De varianten “-noawait” zouden waar mogelijk steeds geprefereerd moeten worden, vermits de triggerende pakketten dan niet in een toestand van triggers-awaited geplaatst worden en dus onmiddellijk geconfigureerd kunnen worden zonder de verwerking van de trigger te hoeven afwachten. Indien de triggerende pakketten vereisten zijn van andere pakketten die opgewaardeerd worden, zal dit een vroege cyclus van triggerverwerking vermijden en het mogelijk maken om de trigger slechts eenmaal uit te voeren als een van de laatste stappen in de opwaardering.
De varianten “-noawait” worden vanaf dpkg 1.16.1 ondersteund en zullen tot fouten leiden als zij met een oudere versie van dpkg gebruikt worden.
De aliasvarianten “-await” worden vanaf dpkg 1.17.21 ondersteund en zullen tot fouten leiden als zij met een oudere versie van dpkg gebruikt worden.

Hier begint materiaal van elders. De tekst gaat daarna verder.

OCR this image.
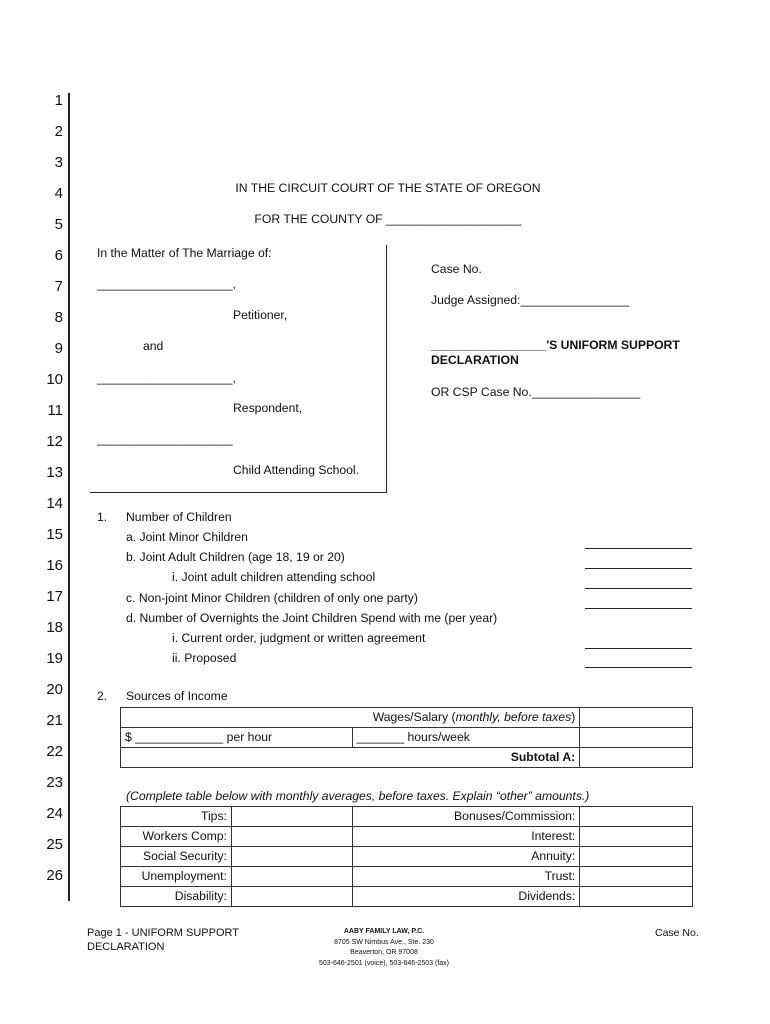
1
2
3
4
5
6
7
8
9
10
11
12
13
14
15
16
17
18
19
20
21
22
23
24
25
26
IN THE CIRCUIT COURT OF THE STATE OF OREGON
FOR THE COUNTY OF ____________________
In the Matter of The Marriage of:
____________________,
Petitioner,
and
____________________,
Respondent,
____________________
Child Attending School.
Case No.
Judge Assigned:________________
_________________'S UNIFORM SUPPORT
DECLARATION
OR CSP Case No.________________
1. Number of Children
a. Joint Minor Children
b. Joint Adult Children (age 18, 19 or 20)
i. Joint adult children attending school
c. Non-joint Minor Children (children of only one party)
d. Number of Overnights the Joint Children Spend with me (per year)
i. Current order, judgment or written agreement
ii. Proposed
2. Sources of Income
Wages/Salary (monthly, before taxes)		
$ _____________ per hour	_______ hours/week	
Subtotal A:		
(Complete table below with monthly averages, before taxes. Explain “other” amounts.)
Tips:		Bonuses/Commission:	
Workers Comp:		Interest:	
Social Security:		Annuity:	
Unemployment:		Trust:	
Disability:		Dividends:	
Page 1 - UNIFORM SUPPORT
DECLARATION
AABY FAMILY LAW, P.C.
8705 SW Nimbus Ave., Ste. 230
Beaverton, OR 97008
503-646-2501 (voice), 503-646-2503 (fax)
Case No.
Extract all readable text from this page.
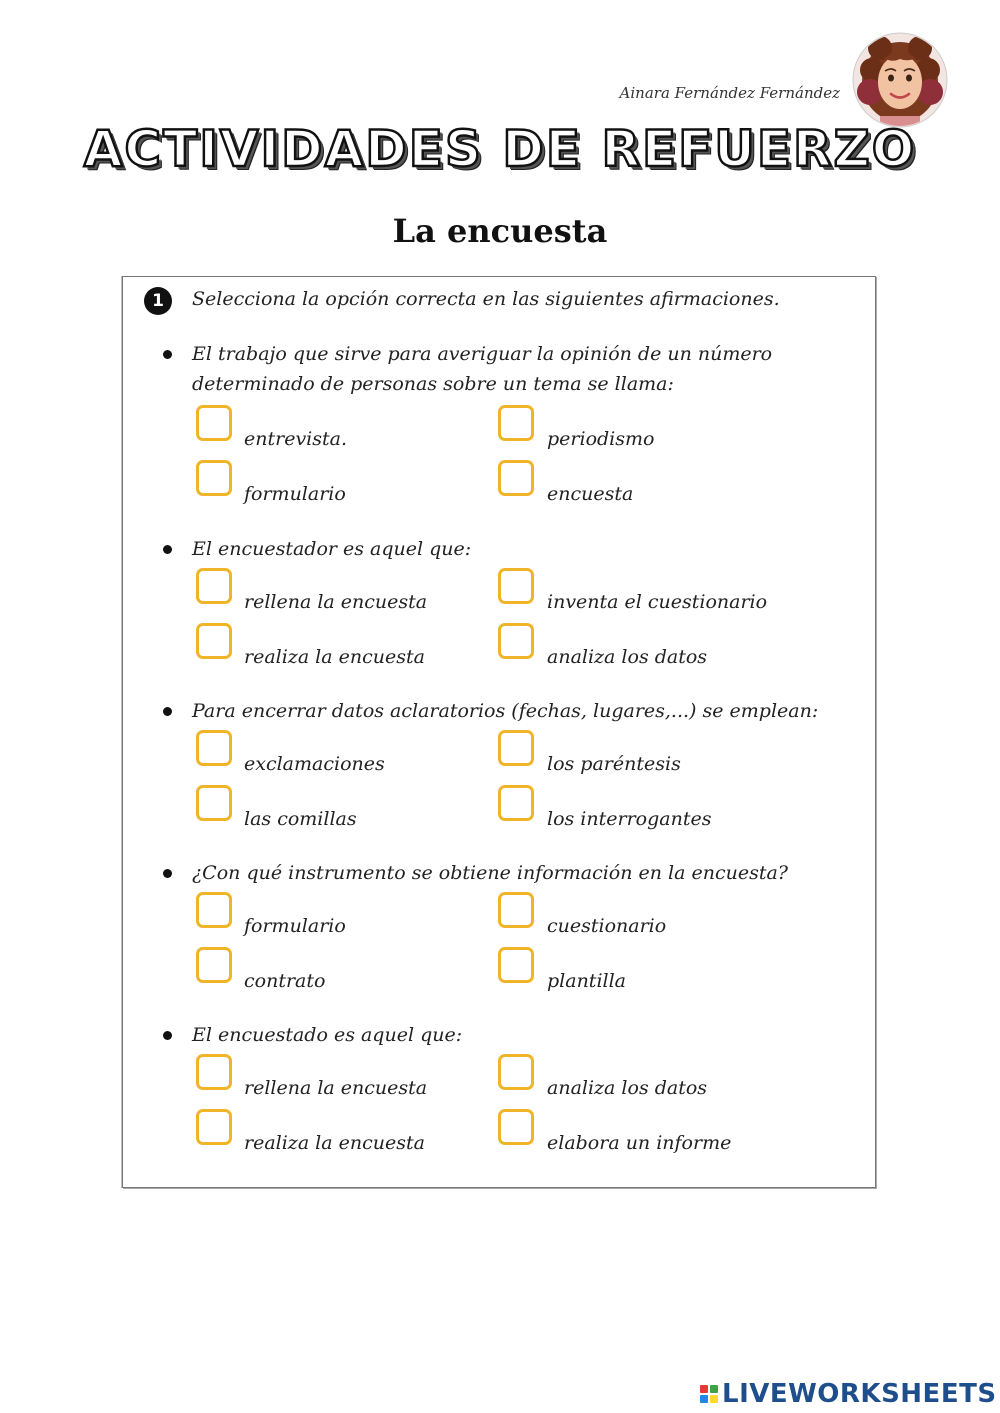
Ainara Fernández Fernández
ACTIVIDADES DE REFUERZO
La encuesta
1	Selecciona la opción correcta en las siguientes afirmaciones.
El trabajo que sirve para averiguar la opinión de un número
determinado de personas sobre un tema se llama:
entrevista.	periodismo
formulario	encuesta
El encuestador es aquel que:
rellena la encuesta	inventa el cuestionario
realiza la encuesta	analiza los datos
Para encerrar datos aclaratorios (fechas, lugares,...) se emplean:
exclamaciones	los paréntesis
las comillas	los interrogantes
¿Con qué instrumento se obtiene información en la encuesta?
formulario	cuestionario
contrato	plantilla
El encuestado es aquel que:
rellena la encuesta	analiza los datos
realiza la encuesta	elabora un informe
LIVEWORKSHEETS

Wanneer een pakket voorziet in een stuurcommando B<interest-noawait>, zal elke activering het triggerende pakket in een modus “noawait” plaatsen, ongeacht welke wachtmodus (“await” of “noawait”) via de activering gevraagd wordt. Wanneer een pakket voorziet in een stuurcommando B<interest> of B<interest-await>, zal elke activering het triggerende pakket in een toestand “await” of “noawait“ plaatsen, afhankelijk van de activeringswijze.
=head1 ZIE OOK
L<dpkg-trigger(1)>, L<dpkg(1)>, B<%PKGDOCDIR%/spec/triggers.txt>.